Here is another story related to bandwidth shaping from the major ISP’s. I like the authors arguments and stance, we really do not know what our ISP (comcast, att, verizon) are doing with our traffic. We sign up for DSL and Cable under the assumption that we will get our 4 megabits of bandwidth. At some level we probably do, from your cable modem to your ISP, they then get to choose / Route your traffic to the internet. At high consumption times they throttle you down to some level and at low peak times they may let you go.
What the article depicts is a time where the ISP will actually look at what the traffic is and then determine if it should go or not go. Example: P2P is often used to share illegal files, the ISP may see that P2P is being used and instead of your normal 1megabit it throttles it down to 256k.
In theory that would help justify how the ISP saves bandwidth, and I am not opposed to that (in the end it saves me money). Where I am opposed or upset is when they look at what the P2P traffic is. I use P2P to backup my machines to other machines and in that process they are slowing down my backup. I also use my internet connection to share access to my files / Source control, etc…
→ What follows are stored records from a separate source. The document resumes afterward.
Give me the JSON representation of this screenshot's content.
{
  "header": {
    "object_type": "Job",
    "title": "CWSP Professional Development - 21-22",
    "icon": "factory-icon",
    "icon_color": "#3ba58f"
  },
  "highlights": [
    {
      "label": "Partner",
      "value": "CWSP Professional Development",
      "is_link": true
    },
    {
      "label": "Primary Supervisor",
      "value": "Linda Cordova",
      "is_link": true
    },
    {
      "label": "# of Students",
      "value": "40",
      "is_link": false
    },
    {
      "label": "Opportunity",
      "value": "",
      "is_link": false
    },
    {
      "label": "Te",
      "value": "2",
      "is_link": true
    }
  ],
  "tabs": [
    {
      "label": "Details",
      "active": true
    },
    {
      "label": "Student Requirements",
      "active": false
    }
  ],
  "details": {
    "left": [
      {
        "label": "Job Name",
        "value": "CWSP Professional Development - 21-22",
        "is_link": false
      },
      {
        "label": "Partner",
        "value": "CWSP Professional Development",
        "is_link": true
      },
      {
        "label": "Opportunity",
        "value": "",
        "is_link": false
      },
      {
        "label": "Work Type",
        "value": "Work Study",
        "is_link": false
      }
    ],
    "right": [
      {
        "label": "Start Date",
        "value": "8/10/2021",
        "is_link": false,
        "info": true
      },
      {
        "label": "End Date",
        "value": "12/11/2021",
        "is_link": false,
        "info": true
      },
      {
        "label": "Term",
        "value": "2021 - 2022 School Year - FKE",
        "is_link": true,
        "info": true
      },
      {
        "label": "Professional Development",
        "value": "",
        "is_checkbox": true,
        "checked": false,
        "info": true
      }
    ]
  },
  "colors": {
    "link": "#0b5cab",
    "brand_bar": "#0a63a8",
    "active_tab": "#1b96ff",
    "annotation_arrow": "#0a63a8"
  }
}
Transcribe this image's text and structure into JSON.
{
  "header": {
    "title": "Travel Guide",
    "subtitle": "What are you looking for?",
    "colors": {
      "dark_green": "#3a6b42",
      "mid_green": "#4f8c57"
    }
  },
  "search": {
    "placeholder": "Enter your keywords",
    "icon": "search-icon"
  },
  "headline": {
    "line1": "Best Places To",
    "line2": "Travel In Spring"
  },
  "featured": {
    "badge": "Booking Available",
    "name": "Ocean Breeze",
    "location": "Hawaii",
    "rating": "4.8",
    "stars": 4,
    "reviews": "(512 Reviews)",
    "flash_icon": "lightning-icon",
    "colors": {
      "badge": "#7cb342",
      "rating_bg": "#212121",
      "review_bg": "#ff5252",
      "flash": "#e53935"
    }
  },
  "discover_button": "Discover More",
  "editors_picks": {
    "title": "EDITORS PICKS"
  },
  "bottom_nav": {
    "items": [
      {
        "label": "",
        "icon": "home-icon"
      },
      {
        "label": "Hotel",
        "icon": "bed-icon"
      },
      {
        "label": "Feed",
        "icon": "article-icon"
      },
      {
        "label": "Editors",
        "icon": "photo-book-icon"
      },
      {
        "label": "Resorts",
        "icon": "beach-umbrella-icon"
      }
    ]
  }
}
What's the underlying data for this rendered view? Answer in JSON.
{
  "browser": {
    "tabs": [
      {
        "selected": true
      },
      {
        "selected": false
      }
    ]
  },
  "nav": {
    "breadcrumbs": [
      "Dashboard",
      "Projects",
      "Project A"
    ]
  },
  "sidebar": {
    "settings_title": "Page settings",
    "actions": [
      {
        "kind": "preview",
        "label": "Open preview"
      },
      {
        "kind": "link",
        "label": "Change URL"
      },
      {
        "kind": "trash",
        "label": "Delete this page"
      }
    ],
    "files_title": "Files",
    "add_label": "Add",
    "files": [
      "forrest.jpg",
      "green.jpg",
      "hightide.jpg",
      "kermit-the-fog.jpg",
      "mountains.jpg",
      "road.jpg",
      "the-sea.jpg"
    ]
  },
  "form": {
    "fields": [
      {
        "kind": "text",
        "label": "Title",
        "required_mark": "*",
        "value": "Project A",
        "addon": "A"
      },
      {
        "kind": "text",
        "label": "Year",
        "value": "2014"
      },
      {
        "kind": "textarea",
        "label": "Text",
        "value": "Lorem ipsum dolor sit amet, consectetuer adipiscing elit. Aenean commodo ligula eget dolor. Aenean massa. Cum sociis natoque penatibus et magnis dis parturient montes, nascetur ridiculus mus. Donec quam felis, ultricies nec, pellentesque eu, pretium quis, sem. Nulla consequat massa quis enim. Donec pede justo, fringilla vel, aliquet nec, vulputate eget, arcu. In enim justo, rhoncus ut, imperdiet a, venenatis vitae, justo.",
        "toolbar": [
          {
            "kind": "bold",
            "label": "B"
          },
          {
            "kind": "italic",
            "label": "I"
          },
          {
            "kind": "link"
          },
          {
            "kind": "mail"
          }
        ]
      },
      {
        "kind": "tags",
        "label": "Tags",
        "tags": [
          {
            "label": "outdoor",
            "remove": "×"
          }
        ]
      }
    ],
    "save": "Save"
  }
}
I think we will be hearing a lot about this in the near future. The reason is simple $$ (money). Bandwidth costs money, the more our kids use it to stream video, share files, and make calls the more we need. We begin to expect service, and also expect performance and reliability. In the past people have been ok with slow downs, but now we are dependent. Our ISP’s should offer that as a service if they do intend on filtering traffic. I would pay more to guarantee my bandwidth. Right now the ISP’s are making the decision for us.